# Max password length?



## jonf (Jul 30, 2009)

Hi,

I'm running Windows 7 Ultimate 64-bit and I'm trying to change the password for my main administrator account, but I come across the following error when I click the 'Change password' button:



> The password you typed does not meet the password policy requirements. Check the minimum password length, password complexity and password history requirements.


I did some Googling and came across how to change these things under the Local Security Policy window but couldn't find anything pertaining to setting the maximum password length.

If it helps at all I actually have a Yubikey. If you don't know what it is, then long story short this is a security-centric USB device, and it can be configured to punch out the same static text string everytime if you wish (it acts like a very secure keyboard, basically).
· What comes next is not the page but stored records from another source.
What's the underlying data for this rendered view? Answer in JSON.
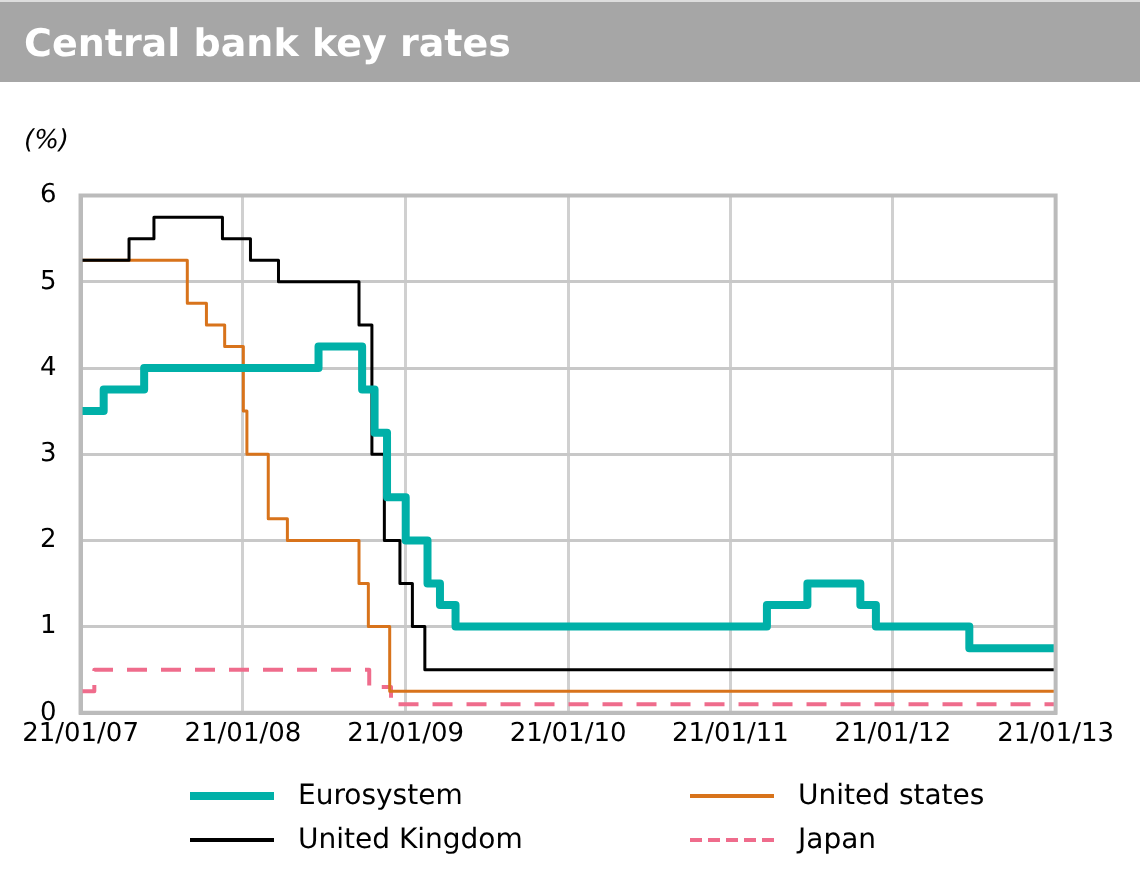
{
  "chart_data": {
    "type": "step",
    "title": "Central bank key rates",
    "ylabel": "(%)",
    "xlim": [
      "2007-01-21",
      "2013-01-21"
    ],
    "xticks": [
      {
        "value": "2007-01-21",
        "label": "21/01/07"
      },
      {
        "value": "2008-01-21",
        "label": "21/01/08"
      },
      {
        "value": "2009-01-21",
        "label": "21/01/09"
      },
      {
        "value": "2010-01-21",
        "label": "21/01/10"
      },
      {
        "value": "2011-01-21",
        "label": "21/01/11"
      },
      {
        "value": "2012-01-21",
        "label": "21/01/12"
      },
      {
        "value": "2013-01-21",
        "label": "21/01/13"
      }
    ],
    "ylim": [
      0,
      6
    ],
    "yticks": [
      0,
      1,
      2,
      3,
      4,
      5,
      6
    ],
    "grid": true,
    "legend": "bottom",
    "marker": "none",
    "series": [
      {
        "name": "Eurosystem",
        "color": "#00b0a8",
        "x": [
          "2007-01-21",
          "2007-03-14",
          "2007-06-13",
          "2008-07-09",
          "2008-10-15",
          "2008-11-12",
          "2008-12-10",
          "2009-01-21",
          "2009-03-11",
          "2009-04-08",
          "2009-05-13",
          "2011-04-13",
          "2011-07-13",
          "2011-11-09",
          "2011-12-14",
          "2012-07-11",
          "2013-01-21"
        ],
        "values": [
          3.5,
          3.75,
          4.0,
          4.25,
          3.75,
          3.25,
          2.5,
          2.0,
          1.5,
          1.25,
          1.0,
          1.25,
          1.5,
          1.25,
          1.0,
          0.75,
          0.75
        ]
      },
      {
        "name": "United Kingdom",
        "color": "#000000",
        "x": [
          "2007-01-21",
          "2007-05-10",
          "2007-07-05",
          "2007-12-06",
          "2008-02-07",
          "2008-04-10",
          "2008-10-08",
          "2008-11-06",
          "2008-12-04",
          "2009-01-08",
          "2009-02-05",
          "2009-03-05",
          "2013-01-21"
        ],
        "values": [
          5.25,
          5.5,
          5.75,
          5.5,
          5.25,
          5.0,
          4.5,
          3.0,
          2.0,
          1.5,
          1.0,
          0.5,
          0.5
        ]
      },
      {
        "name": "United states",
        "color": "#d8731b",
        "x": [
          "2007-01-21",
          "2007-09-18",
          "2007-10-31",
          "2007-12-11",
          "2008-01-22",
          "2008-01-30",
          "2008-03-18",
          "2008-04-30",
          "2008-10-08",
          "2008-10-29",
          "2008-12-16",
          "2013-01-21"
        ],
        "values": [
          5.25,
          4.75,
          4.5,
          4.25,
          3.5,
          3.0,
          2.25,
          2.0,
          1.5,
          1.0,
          0.25,
          0.25
        ]
      },
      {
        "name": "Japan",
        "color": "#ef6c8c",
        "line_style": "dashed",
        "x": [
          "2007-01-21",
          "2007-02-21",
          "2008-10-31",
          "2008-12-19",
          "2013-01-21"
        ],
        "values": [
          0.25,
          0.5,
          0.3,
          0.1,
          0.1
        ]
      }
    ]
  }
}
This is what I've done with mine and I currently have it set to punch out a 64-character string which I would like to use as my password (much better security ). But entering this gives me the above error which brings me here to ask for some help. I'm quite proficient with computers but this one has me stumped .

Any help would be appreciated. Thanks .


----------



## spunk.funk (May 13, 2010)

Well it's supposed to be 128 characters but it's really 32 characters.


----------



## jonf (Jul 30, 2009)

spunk.funk said:


> Well it's supposed to be 128 characters but it's really 32 characters.


Does that still apply even to Windows 7? Weird . Thanks for the info.


----------



## spunk.funk (May 13, 2010)

Seems to be so. You are welcome!


----------